We picked up some fruit, bought fresh Thai omelets, and I got a bargain on a pocket-knife to replace the one that went missing (or stolen) in Laos.
Tired me and hungover Sayan had really had enough of the place already, so we popped over to the 7-11, picked up water, and headed back to the room to eat.
We ate and chatted and Sayan picked his version of some Lynrd Skynrd songs on the guitar. I really liked it actually. This wasn't a jungle or a beach or something beautiful and exciting like that, but it wasn't one of the tourist centers with more white faces than Asian ones either. This was real life.
Dinner down and water in our bellies, we said, "to hell with it," turned the lights out, and faded back into sleep.
Suvarnabhumi, Part Two We woke up at whatever time we did and Sayan went downstairs to get some donuts and warm milk with tapioca.
Breakfast was followed by showers and those by a nap. Naps were followed by stretching and yawning and
reluctant shrugs that said we better start heading towards the airport.

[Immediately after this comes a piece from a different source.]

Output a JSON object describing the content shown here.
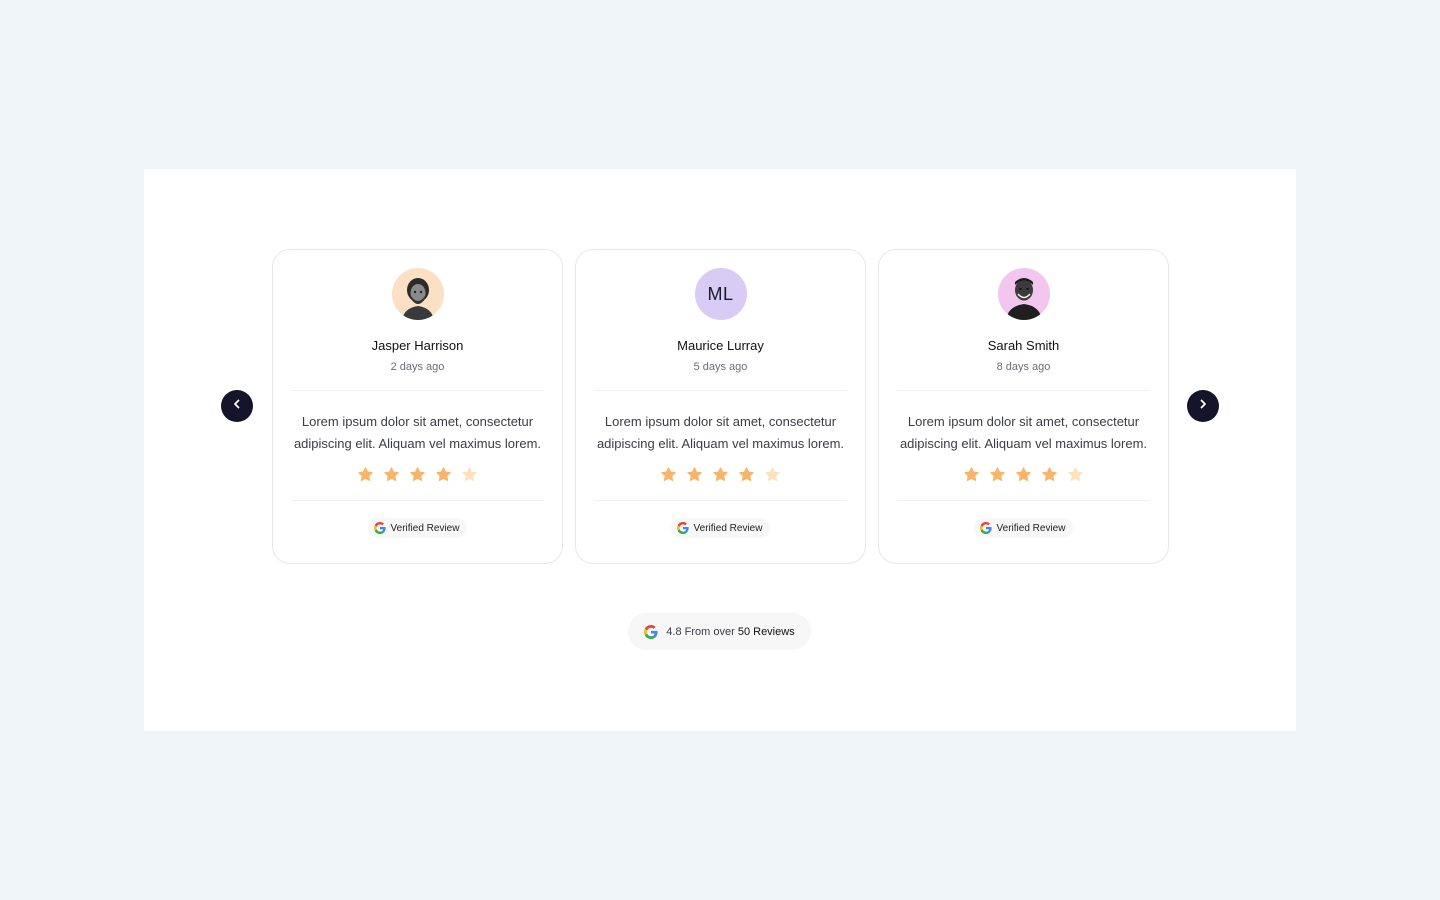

On the way, we stopped at that nameless cafe again where we ran into another group of Sayan's friends and co-workers, also enjoying whiskey with their lunch after a long night of luxury-hotel catering. I made some new friends, had some drinks, and it was off to the airport again.
We ran around the airport like headless chickens, got mixed-up and mashed-up and eventually found my friend and her bags on the way out to the taxi--but that's another story.
I said goodbye to my new friend Sayan here, glad to have met him, grateful for the hospitality, and thankful for that slice of life that he let me in on.
I figure I'll see him again, and I'll definitely be crashing at his place if he offers.